If you have some garlic, sesame oil, tamari, lettuce and onion on hand then you have the base ingredients for Sung Choi Bao and whatever you’d honestly like to team with it! I used up some leftover cooked quinoa the other day to make this with carrots, I actually think it’s my favourite variation to date – you can check out the Mushroom Sung Choi Bao here too.
Use whatever veggies you like in it – broccoli, eggplant, roast pumpkin pieces, grated cooked sweet potato they’d all work incredibly well and are an easy way to get more veggies into a meal that’s delicious and simple to pop together too.
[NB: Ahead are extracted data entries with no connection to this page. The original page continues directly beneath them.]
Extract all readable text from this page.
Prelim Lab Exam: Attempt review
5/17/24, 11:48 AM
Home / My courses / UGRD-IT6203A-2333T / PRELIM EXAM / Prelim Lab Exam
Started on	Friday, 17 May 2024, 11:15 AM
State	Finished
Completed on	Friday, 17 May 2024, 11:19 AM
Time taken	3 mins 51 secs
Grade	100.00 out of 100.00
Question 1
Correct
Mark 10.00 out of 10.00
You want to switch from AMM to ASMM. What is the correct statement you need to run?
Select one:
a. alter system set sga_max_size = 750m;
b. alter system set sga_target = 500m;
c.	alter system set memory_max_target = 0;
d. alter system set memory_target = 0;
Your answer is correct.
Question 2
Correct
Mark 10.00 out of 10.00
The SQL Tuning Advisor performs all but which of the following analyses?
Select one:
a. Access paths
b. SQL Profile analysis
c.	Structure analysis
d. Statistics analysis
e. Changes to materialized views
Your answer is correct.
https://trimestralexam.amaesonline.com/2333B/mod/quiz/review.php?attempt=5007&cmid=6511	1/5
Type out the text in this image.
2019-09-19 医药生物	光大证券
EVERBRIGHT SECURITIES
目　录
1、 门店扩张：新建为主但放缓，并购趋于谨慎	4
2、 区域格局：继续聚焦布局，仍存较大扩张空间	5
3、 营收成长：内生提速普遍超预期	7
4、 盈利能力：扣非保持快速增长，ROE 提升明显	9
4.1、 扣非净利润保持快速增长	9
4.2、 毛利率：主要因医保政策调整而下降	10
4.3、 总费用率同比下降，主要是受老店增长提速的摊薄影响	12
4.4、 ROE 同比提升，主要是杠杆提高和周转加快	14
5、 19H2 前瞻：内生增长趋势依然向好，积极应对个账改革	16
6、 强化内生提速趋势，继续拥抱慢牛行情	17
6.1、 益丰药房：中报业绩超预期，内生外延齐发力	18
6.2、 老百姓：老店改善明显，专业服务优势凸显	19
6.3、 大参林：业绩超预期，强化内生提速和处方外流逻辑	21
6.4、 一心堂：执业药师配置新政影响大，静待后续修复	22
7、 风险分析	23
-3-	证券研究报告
This recipe is gluten-free, dairy-free, vegan, and serves 2 people. Simply double or triple for a larger family serve.
2 teaspoons coconut oil
4 cloves garlic, peeled and sliced
400g carrot, grated
1 ½ cups cooked quinoa
¼ cup water
1 tablespoon sesame oil
3 tablespoons tamari or gluten free soy sauce
4 asian shallots, finely chopped
¼ – ½ bunch coriander, leaves and stalks finely chopped
Crushed peanuts to serve, optional
Lettuce leaves – ice berg preferably, to serve
1. Heat coconut oil in a large fry pan or wok, and sliced garlic and saute for 30seconds.
2. Add carrot and quinoa and cook for 4 minutes.
3. Add water, sesame oil and tamari and cook a further 4 minutes.
4. Next, add chopped shallots and coriander and cook for 3 minutes.
Serve hot with lettuce leaves, extra chilli and peanuts if desired.